Commissioner Matt Coffland says taking other state's waste water seems to have no advantage for Belmont County.
"That we receive no tax dollars from them dumping out-of-state waste water into our county," said Coffland. "And if we are going to receive it we should at least receive something to benefit our county for that."
Ironically in a letter commissioners just received, a faith-based group called "FACT," claims that fracking water contains radioactivity, arsenic, heavy metals and many toxins.
The letter says, "This endangers our water and our air, which is vital." Health reasons are among Coffland's concerns.

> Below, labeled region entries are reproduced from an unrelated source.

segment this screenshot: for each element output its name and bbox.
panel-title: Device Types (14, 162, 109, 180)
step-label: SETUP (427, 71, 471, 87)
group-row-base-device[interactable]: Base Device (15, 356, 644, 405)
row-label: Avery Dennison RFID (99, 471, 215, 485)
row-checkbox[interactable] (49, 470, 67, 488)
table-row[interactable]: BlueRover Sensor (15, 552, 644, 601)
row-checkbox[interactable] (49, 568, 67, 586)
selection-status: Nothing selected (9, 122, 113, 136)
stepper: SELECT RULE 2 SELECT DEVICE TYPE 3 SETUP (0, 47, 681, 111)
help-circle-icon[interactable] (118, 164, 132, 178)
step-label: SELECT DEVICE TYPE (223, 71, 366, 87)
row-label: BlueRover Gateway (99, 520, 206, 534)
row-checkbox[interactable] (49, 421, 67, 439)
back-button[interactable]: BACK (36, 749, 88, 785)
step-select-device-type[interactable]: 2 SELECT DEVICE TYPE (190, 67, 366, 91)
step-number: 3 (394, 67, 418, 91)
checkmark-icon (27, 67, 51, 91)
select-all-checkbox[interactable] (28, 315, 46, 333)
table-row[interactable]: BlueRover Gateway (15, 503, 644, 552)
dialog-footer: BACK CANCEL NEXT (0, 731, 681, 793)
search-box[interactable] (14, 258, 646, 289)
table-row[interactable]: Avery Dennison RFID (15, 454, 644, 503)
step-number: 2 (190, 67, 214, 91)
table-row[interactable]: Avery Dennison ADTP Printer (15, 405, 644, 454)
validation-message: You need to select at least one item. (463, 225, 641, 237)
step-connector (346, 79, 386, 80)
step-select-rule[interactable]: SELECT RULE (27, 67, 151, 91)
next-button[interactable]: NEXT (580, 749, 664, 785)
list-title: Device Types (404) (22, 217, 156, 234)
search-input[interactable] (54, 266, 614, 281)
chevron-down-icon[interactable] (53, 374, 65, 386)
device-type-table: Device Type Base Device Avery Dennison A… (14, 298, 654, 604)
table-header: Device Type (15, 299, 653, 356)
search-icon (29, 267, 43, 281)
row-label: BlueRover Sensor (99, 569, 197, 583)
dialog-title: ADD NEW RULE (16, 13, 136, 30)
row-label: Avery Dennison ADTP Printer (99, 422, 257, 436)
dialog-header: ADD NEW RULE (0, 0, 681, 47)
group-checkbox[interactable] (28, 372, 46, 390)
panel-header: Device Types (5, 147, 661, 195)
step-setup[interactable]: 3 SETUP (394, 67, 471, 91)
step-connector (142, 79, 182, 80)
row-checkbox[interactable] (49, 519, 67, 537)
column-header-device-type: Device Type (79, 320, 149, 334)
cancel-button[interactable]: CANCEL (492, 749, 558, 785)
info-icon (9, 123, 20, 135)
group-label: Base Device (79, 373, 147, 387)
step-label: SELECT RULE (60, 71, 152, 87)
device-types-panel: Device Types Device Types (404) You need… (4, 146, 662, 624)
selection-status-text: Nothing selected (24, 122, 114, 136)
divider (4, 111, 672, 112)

"Well health risks are always a concern of the county, county commissioners, our first priority is safety and yes we do worry about that," he said.
Belmont County Auditor Andy Sutak says the state reaps some of the tax benefits from these operations, but Belmont County gets nothing. He says there are still too many unknowns about this waste water.
"The concern is that somewhere down the road and I'm sure the commissioners have voiced their opinion on that is that we don't know what will happen ten years from now, 20 years from now, 30 years from now," said Sutak.